I like to devote part of the text to the technique and construction method of the works in the exhibition. Just as in cooking the list of ingredients and the recipe anticipate the execution details and critical comments, so for Oxana the description of the production steps is propaedeutic to understanding and appreciating the content they convey.

A few dozen meters from Italy, in her new Swiss studio in Chiasso, there are several tanks with old layers of oil paints that are now dry. This is where the process of making canvases and papers begins, floated in oily and colored solutions, diluted and made more fluid by turpentine. Spontaneous forms are born, partially out of control, which are transferred to the porous cotton material and are then fixed with transparent chalk, thus turning themselves into a blank canvas on which the artist spreads the first color, black. Oxana sculpts the background of the canvas with a layer of acrylic, which lays the foundation for the creation of one of the planes of the final frame, researching and creating shapes and sizes. The use of inks adds further depth, as in a collage that layers space and image. Later, photocopied fragments of books and magazines are cut out and transferred to the canvas; removing the paper with the help of water, negative images are imprinted. The artist gives life to a visual metaphor: like a poet who sees in the wheat fields the hair of a girl moved by the wind, so the artist materializes this image, giving consistency to considerations and analogies. Again, the stones that adorn a pond are made from cutouts of photographs of Earth from an airplane; the petals of a flower are enriched by existing images of which all trace has been lost. The technique was strongly influenced by the marble inlays seen in Florence, where she lived for eight years, and by “‘paesine’ stones”, limestone and clay formations that conceal within them motifs resembling landscapes and city skylines. The last gesture, delicate but powerful, involves the application of a velvety deep absolute black, whose properties are similar to those of Vantablack: the background takes on the role of incipit and conclusion of the pictorial act, generating three-dimensionality and creating a third visual plane. 

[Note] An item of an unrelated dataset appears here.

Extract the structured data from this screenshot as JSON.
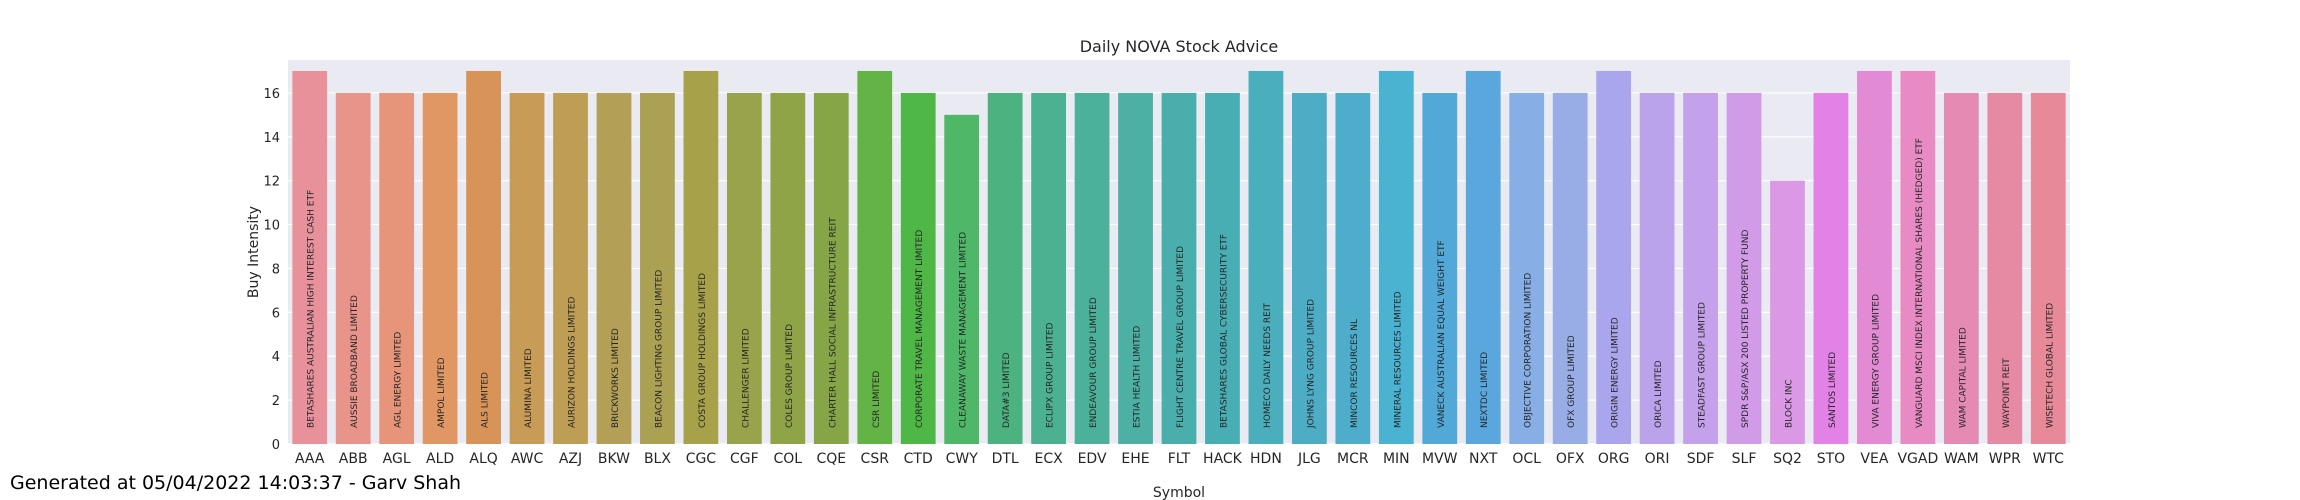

Some works feature figurative elements, others depict plants. The characters merge with nature: one is lost in the fields, another dives into water, others embrace a rock and sleep in contact with the earth. Details are finished with an airbrush, using inks, acrylic and oil. These works are framed, as if to recall Man's restrained relationship with nature; works depicting nature remain unframed, allowing stems and petals to expand to the edges of the canvases themselves. The whiteness of the human figures evokes universality and a sculptural quality, recalling the purity of limestone. The artist, who has worked with marble in the past, celebrates the act of sculpture, reminding us that sculpting is nothing more than drawing with light. Skin color is removed, charging the form with other senses, represented instead in its purity. 

Oxana explores the dualism between control and randomness. Chaos and abstraction emerge in the initial stages, but are then brought back to a precise form. This interplay between chance and intentionality creates a unique dynamic: at the macroscopic level a compound order prevails; at the microscopic level we perceive abandonment to eventuality.

The title of the exhibition is taken from the poem “Worpswede” by Rainer Maria Rilke, and reflects the artist's concern for the current historical period. For the past two years, the artist has been trying to understand her own position in relation to the destruction that is taking place in the world. Her response is to cultivate gardens, oppose destruction by creating beauty and bringing positive values. “Il confine del mondo abitato” represents the risk of losing everything; however, even in the deepest blackness there is still the possibility that a flower will grow, that man will continue to care for Nature, and for his own inner nature. At the same time, black gives depth to the figures, without which they would lose dimension. This gaze toward the horizon recalls the infinite, allowing us to reflect on ourself, and showing how art can never be totally clear or definitive.